Le terme est-il trop
fort ? Sans doute, une autorité dans le domaine de l’anthropologie,
Pierre Clastres, a-t-il utilisé le mot au sujet de la destruction de la culture
d’un groupe ethnique. Et il est vraisemblable que l’ethnocide culturel ait
été introduit par le monothéisme, car les groupes polythéistes acceptaient
l’existence d’autres divinités 1. Depuis, au nom de la
religion, mais aussi du progrès ou de l’État, on a éradiqué des milliers
de cultures. Tous les peuples connus sont ethnocentriques et, généralement,
méprisent les autres. Seuls les monothéistes sont ethnocidaires et la
civilisation capitaliste, qu'elle soit libérale comme aux États-Unis ou
communiste comme en Chine, a repris cette vision hiérarchique des cultures:
contrairement aux autres sociétés, le mépris ne suffit pas, il faut imposer
son mode de vie.
Mais cette définition,
trop large, demande à être précisée. A la différence du génocide,
extermination physique d’un groupe ethnique, national, religieux ou racial,
l’ethnocide peut être défini comme la destruction partielle ou totale de
l'organisation politique, sociale, économique et culturelle d’un groupement
humain : « l'Histoire pullule d'exemples qui montrent que l'on peut
supprimer un groupement humain sans pour autant supprimer physiquement ses
membres dès lors que l'on détruit toutes ses formes d'organisation ».
Il est important de
clarifier la situation juridique des crimes perpétrés, mais on ne peut s’en
tenir là : l’ensemble du contexte social doit être pris en compte, et
c’est là que peut se révéler un concept fort utile, celui d’ethnocratie,
sans doute forgé par Oren Yiftachel, géographe, Université Ben Gourion de
Beer-Sheva (Israël), qui d’ailleurs l’applique à la situation d’Israël :
« L’ETHNOCRATIE
est un type de régime très répandu à travers le monde, mais il est rarement
un objet d’étude dans le champ des sciences sociales. Son objectif principal
est de faciliter l’expansion, "l’ethnicisation" et la domination
d’une nation-ethnie (ou "groupe titulaire") sur un territoire et un
État contestés.
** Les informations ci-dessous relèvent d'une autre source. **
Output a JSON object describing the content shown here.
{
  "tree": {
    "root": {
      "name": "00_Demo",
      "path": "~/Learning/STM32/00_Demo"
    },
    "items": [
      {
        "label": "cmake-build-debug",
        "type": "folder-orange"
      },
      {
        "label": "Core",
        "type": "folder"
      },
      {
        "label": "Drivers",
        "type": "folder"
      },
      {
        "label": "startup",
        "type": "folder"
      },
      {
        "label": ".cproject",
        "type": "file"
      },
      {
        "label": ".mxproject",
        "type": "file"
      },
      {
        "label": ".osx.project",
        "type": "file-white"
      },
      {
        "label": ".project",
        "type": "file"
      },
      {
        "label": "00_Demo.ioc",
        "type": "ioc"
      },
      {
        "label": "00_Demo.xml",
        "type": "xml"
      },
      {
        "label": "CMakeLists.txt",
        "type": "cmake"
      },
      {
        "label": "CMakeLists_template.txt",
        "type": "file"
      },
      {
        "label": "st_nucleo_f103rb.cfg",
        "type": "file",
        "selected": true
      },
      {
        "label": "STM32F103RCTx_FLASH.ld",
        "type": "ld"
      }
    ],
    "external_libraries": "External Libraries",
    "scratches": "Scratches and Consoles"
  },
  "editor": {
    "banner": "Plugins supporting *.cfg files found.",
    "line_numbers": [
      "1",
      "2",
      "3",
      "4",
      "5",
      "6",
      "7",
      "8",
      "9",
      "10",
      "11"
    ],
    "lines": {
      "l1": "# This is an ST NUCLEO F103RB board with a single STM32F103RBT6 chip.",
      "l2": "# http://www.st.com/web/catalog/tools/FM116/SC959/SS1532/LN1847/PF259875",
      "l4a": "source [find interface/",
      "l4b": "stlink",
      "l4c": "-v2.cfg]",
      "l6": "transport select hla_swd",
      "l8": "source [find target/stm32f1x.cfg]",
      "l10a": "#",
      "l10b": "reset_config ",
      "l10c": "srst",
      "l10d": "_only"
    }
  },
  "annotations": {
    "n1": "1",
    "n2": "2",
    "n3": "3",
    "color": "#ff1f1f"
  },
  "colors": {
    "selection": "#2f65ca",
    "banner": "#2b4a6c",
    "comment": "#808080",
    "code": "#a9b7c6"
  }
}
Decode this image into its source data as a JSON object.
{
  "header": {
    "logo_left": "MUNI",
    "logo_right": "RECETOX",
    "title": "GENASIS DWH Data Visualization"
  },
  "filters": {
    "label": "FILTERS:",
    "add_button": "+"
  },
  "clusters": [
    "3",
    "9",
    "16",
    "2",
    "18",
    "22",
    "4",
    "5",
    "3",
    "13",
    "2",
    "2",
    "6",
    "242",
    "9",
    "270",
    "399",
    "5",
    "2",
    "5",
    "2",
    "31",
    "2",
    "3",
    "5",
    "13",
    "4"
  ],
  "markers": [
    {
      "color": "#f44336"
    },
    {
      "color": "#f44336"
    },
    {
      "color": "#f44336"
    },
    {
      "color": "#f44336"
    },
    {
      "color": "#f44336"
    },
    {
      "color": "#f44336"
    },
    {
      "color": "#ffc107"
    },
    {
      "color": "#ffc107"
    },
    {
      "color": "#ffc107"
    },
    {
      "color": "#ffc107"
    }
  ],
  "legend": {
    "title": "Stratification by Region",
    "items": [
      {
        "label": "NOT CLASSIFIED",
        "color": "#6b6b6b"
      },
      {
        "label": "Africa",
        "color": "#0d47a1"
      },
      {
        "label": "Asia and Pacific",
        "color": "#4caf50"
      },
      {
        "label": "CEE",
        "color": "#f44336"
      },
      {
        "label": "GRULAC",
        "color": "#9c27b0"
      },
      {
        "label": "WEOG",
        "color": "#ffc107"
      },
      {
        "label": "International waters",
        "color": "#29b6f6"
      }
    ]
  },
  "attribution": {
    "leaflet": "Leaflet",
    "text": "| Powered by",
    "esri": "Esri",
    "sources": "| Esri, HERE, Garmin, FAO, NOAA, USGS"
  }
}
On trouve des exemples récents de régimes ethnocratiques
au Sri Lanka, en Malaisie, Israël/Palestine, Estonie, Serbie ou Irlande du
Nord.
Un régime ethnocratique
procède de la combinaison de trois principales forces historiques et
politiques en un même temps et un même lieu: (a) la colonisation, mouvement de
population qui permet de contrôler un territoire étranger; il peut être
externe (vers un autre État ou continent) ou interne (au sein d’un même État);
(b) l’ethno-nationalisme, qui s’appuie sur le droit d’auto-détermination
nationale pour justifier les vues expansionnistes de la nation-ethnie dominante;
(c) la "logique ethnique" du capital, qui tend à stratifier les
groupes ethniques en des ethno-classes par des procédures inéquitables de
mobilité des capitaux, d’immigration et de globalisation économique.
De l’action concertée
de ces trois forces découlent plusieurs caractéristiques fondamentales
dans la plupart des ethnocraties:
– l’ethnicité et,
souvent, la religion, déterminent le partage des ressources et des pouvoirs,
plutôt que la citoyenneté;
– la nation ethnique
dominante s’approprie l’appareil État et donne forme au système politique,
aux institutions publiques, à la géographie, à l’économie, à
l’immigration, aux lois et à la culture, de façon à étendre et consolider
son pouvoir sur État et le territoire; la logique ethnique de répartition du
pouvoir polarise le corps politique et le système de partis;
– les frontières géopolitiques
sont
– la ségrégation des
"ethno-classes" et la stratification socioéconomique sont
essentielles et visent à préserver les frontières géographiques, politiques,
économiques et sociales sur une base ethnique. »
Cette réflexion,
appliquée au rapport entre Israël et la Palestine, comme à bien d’autres régions
du monde, éclaire la situation globale et ouvre les différents axes d’une
action constructive.
La situation minoritaire
des libertaires, le fait qu’ils ne seront nullement consultés dans les décisions
quotidiennes, est aussi un atout : ils doivent s’inscrire dans le long
terme et rechercher une efficacité qui corresponde à leur esprit. Le mariage
du politique et de la morale constitue souvent une alliance suspecte dans le
domaine des choix collectifs quotidiens; il peut en être différemment sur le
long terme, parce que les options prises ont le temps d’être réfléchies et
contestées.
La valeur morale d’un
acte ne tient pas aux seules intentions mais en fonction de ses conséquences.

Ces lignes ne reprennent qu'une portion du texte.